L’episodio del Vangelo lo ricordiamo in ogni Messa prima della Comunione quando diciamo “o Signore non sono degno, ma di soltanto una parola e sarò salvato”. Il centurione è un pagano, fa parte dell’esercito romano che domina in Palestina, che non sempre è rispettoso dei sudditi, eppure è profondamente umano: è preoccupato dei suoi servi, aperto ai bisogni della comunità in cui vive, perché ha contribuito a costruire la Sinagoga. Ha una
fede viva, concreta, di poche parole, umile ma senza riserve, tanto da meritare i complimenti di Gesù “in Israele non ho trovato nessuno con
una fede così grande”.
L’atteggiamento di Gesù ci ricorda che la salvezza è voluta da Dio per tutti gli uomini: si muove subito per andare nella casa di un pagano per guarire il servo. Gesù, dopo aver lodato la fede del centurione pagano, fa notare che purtroppo i figli del Regno, che non hanno creduto saranno cacciati fuori.

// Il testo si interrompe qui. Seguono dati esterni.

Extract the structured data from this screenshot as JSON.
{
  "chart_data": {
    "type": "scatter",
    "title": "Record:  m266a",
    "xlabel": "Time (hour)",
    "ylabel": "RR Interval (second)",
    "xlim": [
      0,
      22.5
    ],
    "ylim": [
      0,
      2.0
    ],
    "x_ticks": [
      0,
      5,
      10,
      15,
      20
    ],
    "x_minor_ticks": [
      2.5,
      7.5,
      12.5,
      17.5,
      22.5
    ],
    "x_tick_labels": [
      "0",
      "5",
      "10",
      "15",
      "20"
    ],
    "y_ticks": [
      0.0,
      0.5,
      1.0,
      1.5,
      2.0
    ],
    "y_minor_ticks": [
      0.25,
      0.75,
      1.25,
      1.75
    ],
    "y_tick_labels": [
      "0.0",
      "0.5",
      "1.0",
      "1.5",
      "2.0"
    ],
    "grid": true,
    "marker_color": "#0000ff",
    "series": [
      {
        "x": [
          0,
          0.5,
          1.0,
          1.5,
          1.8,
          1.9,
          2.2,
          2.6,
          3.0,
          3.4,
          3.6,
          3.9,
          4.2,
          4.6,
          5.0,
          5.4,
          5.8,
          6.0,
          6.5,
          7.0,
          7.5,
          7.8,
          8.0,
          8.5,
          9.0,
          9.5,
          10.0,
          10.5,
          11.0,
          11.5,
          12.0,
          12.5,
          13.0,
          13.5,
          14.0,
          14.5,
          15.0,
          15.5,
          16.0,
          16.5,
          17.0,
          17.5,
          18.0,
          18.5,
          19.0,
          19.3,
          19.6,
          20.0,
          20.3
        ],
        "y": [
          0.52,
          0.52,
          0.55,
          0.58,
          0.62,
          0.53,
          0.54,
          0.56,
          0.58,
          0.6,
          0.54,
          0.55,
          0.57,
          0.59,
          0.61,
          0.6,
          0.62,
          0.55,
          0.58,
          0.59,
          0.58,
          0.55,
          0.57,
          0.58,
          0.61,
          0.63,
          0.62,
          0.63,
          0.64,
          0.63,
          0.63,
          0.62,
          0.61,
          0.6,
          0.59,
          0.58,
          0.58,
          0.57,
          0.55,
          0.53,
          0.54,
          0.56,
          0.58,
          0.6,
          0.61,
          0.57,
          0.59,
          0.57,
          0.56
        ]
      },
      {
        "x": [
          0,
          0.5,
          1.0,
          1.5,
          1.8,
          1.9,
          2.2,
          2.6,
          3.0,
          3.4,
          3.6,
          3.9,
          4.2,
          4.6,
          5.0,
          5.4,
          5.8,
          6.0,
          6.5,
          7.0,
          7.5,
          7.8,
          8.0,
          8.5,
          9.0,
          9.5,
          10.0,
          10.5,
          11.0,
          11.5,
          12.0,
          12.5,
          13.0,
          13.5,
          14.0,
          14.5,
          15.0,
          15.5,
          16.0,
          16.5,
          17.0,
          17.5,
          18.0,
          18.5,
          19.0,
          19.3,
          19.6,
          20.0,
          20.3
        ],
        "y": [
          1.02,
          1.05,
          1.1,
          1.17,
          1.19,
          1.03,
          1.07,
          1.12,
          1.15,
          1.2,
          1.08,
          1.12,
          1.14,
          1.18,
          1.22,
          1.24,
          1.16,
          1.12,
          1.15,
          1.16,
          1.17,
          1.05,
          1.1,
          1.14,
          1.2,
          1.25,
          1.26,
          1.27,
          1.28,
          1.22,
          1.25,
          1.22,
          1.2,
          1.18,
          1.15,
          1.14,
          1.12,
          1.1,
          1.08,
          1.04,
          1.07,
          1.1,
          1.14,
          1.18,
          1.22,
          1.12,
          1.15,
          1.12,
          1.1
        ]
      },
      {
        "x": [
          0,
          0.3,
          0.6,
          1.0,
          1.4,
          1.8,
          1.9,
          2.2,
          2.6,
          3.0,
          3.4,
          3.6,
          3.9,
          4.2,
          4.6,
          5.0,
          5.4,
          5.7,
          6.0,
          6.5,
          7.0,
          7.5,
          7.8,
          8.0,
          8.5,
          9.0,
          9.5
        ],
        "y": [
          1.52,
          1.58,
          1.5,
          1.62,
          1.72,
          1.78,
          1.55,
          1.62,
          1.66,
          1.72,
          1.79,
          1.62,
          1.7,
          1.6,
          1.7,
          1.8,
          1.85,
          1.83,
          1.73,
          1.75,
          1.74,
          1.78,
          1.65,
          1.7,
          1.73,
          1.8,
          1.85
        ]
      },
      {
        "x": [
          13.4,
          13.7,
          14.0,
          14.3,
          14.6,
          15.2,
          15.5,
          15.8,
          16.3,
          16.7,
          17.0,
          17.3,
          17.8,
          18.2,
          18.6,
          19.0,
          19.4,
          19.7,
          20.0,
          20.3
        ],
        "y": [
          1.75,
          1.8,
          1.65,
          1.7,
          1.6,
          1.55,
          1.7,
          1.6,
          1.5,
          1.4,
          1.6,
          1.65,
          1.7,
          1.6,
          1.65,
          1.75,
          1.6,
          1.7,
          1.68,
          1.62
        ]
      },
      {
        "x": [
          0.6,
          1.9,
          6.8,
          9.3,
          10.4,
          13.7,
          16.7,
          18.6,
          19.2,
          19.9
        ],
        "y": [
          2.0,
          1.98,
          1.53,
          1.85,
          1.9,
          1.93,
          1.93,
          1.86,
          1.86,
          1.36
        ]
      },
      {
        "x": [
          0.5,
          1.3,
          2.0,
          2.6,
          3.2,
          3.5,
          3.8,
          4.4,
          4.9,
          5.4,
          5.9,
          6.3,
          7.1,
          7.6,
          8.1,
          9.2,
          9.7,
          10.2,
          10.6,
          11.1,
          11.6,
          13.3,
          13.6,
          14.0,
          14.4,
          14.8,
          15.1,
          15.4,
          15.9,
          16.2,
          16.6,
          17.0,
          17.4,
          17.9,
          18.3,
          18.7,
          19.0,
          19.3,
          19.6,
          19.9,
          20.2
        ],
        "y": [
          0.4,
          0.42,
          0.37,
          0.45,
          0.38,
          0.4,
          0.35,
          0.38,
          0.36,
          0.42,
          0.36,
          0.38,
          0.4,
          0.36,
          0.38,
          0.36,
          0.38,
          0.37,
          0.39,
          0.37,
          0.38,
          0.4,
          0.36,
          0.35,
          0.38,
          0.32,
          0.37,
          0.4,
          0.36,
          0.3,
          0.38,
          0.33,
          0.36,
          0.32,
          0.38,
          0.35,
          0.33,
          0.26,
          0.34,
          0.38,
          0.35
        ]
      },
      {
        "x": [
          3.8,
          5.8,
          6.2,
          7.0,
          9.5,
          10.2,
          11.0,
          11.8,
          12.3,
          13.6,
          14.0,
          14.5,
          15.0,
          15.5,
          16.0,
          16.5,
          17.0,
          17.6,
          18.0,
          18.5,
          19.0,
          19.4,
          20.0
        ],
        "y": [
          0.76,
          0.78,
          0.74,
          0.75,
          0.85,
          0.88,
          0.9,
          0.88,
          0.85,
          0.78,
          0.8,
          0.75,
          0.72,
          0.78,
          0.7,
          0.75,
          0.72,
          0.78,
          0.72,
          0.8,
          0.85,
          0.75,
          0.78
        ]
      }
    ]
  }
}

L’atteggiamento di Gesù verso il centurione, pagano e romano, ci interroga se noi siamo capaci di scoprire il bene che c’è in una persona a prescindere da razza, religione, ceto sociale.
La nostra fede è come quella del Centurione sincera, umile, concreta, viva?
Quando diciamo, prima della Comunione, le parole del Centurione, diciamole con il cuore: “so o Signore che sono indegno di riceverti, ma sono
certo che tu desideri venire nel mio cuore e tu puoi cambiarlo”.